In the UK and the US, public wealth is now negative. That is the combination of privatisation and then government spending has led the net assets of government to be negative. This seems to be the obvious end game for pro-capital policies. The question then, what is the basis for government bonds being risk free assets? The obvious answer is that should governments need or want to, then they can easily nationalise or tax as need be to pay off debts. But here is the paradox of the US. Both major parties seem committed to increasing spending, and not raising taxes (well both parties love increasing spending, and the Republicans are committed to cutting taxes). And that is the mystery of US treasuries. They are a government obligation, but the political ideology of the US is for an ever smaller state - and ever increasing corporate sector. And absent some crisis that causes a sea change in domestic politics, it is hard to see how tax rates for corporates might ever rise (the movement in people from California to Texas suggests a secular trend to lower tax collection).
The market has picked up on the political winds in the US. During the recent debt ceiling negotiations, the 5 yr CDS on the US has risen to 54. Not high by emerging market standards, but very high by US standards. And very odd if you consider that with high house prices, and full employment, the US should be a very safe sovereign credit.
The problem for holders of US treasuries is that the market does not price in problems for US government debt default into corporate issuers. If we look at Apple, its 5 year CDS has barely moved even as the US looks more likely to default. The market is probably rightly saying that the US may well default on its debt, and leave corporates be. Can I imagine a scenario where the US decided to default on it debt, but Apple continues to pay its debt? Well I can.
This change in risk pricing is probably correct. Apple operates globally, and famously avoided paying tax in Europe for many years. It could probably avoid any tax grab on its resources if push came to shove, or pay lobbyists enough to avoid paying tax. The market seems to waking up to the fact that the US does not really face any strong disincentives to defaulting on its debt. The way markets have evolved over the last few years makes this even more likely. Talk of debt default has not seen the US dollar weaken (which is a way of defaulting on debt to foreigners).

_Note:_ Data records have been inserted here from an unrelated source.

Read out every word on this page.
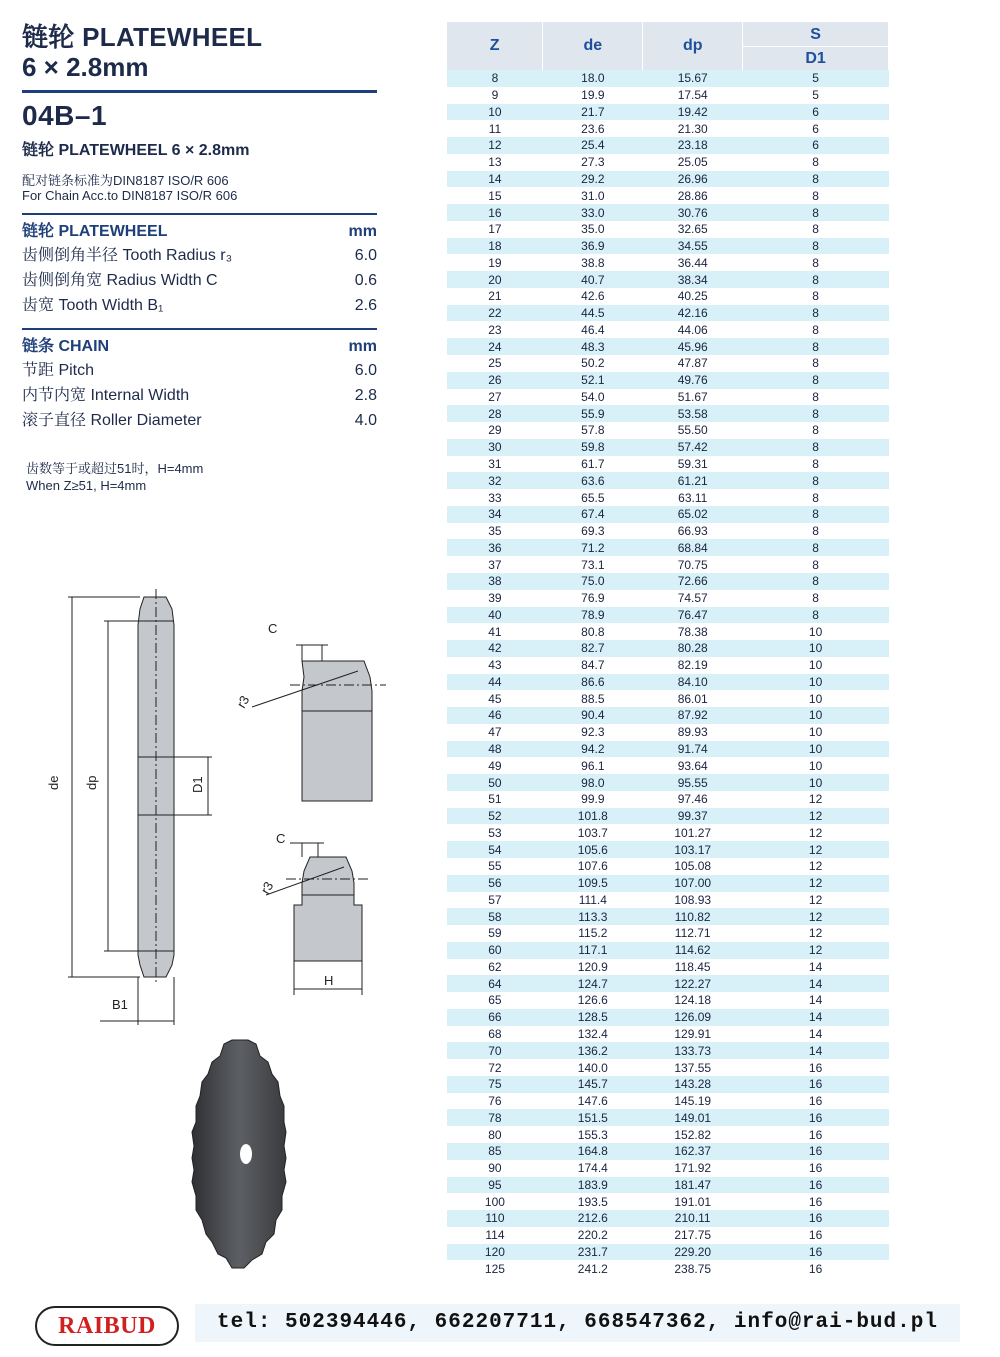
链轮 PLATEWHEEL
6 × 2.8mm
04B–1
链轮 PLATEWHEEL 6 × 2.8mm
配对链条标准为DIN8187 ISO/R 606
For Chain Acc.to DIN8187 ISO/R 606
链轮 PLATEWHEEL	mm
齿侧倒角半径 Tooth Radius r₃	6.0
齿侧倒角宽 Radius Width C	0.6
齿宽 Tooth Width B₁	2.6
链条 CHAIN	mm
节距 Pitch	6.0
内节内宽 Internal Width	2.8
滚子直径 Roller Diameter	4.0
齿数等于或超过51时，H=4mm
When Z≥51, H=4mm
de dp	D1
B1
C
r3
C
r3
H
Z	de	dp	S
D1

8	18.0	15.67	5
9	19.9	17.54	5
10	21.7	19.42	6
11	23.6	21.30	6
12	25.4	23.18	6
13	27.3	25.05	8
14	29.2	26.96	8
15	31.0	28.86	8
16	33.0	30.76	8
17	35.0	32.65	8
18	36.9	34.55	8
19	38.8	36.44	8
20	40.7	38.34	8
21	42.6	40.25	8
22	44.5	42.16	8
23	46.4	44.06	8
24	48.3	45.96	8
25	50.2	47.87	8
26	52.1	49.76	8
27	54.0	51.67	8
28	55.9	53.58	8
29	57.8	55.50	8
30	59.8	57.42	8
31	61.7	59.31	8
32	63.6	61.21	8
33	65.5	63.11	8
34	67.4	65.02	8
35	69.3	66.93	8
36	71.2	68.84	8
37	73.1	70.75	8
38	75.0	72.66	8
39	76.9	74.57	8
40	78.9	76.47	8
41	80.8	78.38	10
42	82.7	80.28	10
43	84.7	82.19	10
44	86.6	84.10	10
45	88.5	86.01	10
46	90.4	87.92	10
47	92.3	89.93	10
48	94.2	91.74	10
49	96.1	93.64	10
50	98.0	95.55	10
51	99.9	97.46	12
52	101.8	99.37	12
53	103.7	101.27	12
54	105.6	103.17	12
55	107.6	105.08	12
56	109.5	107.00	12
57	111.4	108.93	12
58	113.3	110.82	12
59	115.2	112.71	12
60	117.1	114.62	12
62	120.9	118.45	14
64	124.7	122.27	14
65	126.6	124.18	14
66	128.5	126.09	14
68	132.4	129.91	14
70	136.2	133.73	14
72	140.0	137.55	16
75	145.7	143.28	16
76	147.6	145.19	16
78	151.5	149.01	16
80	155.3	152.82	16
85	164.8	162.37	16
90	174.4	171.92	16
95	183.9	181.47	16
100	193.5	191.01	16
110	212.6	210.11	16
114	220.2	217.75	16
120	231.7	229.20	16
125	241.2	238.75	16
RAIBUD	tel: 502394446, 662207711, 668547362, info@rai-bud.pl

Also big owners of treasuries are the Federal Reserve and Central Banks (China still has nearly a trillion in US debt). They are easy to default on than the US public. What makes this more likely is that US corporates saw neither bond weakness or equity weakness during the debt defaults talks. If they see no downside to US debt default, then why would they accept higher taxes? Treasuries are hard to understand as risk free assets with the current US political set up.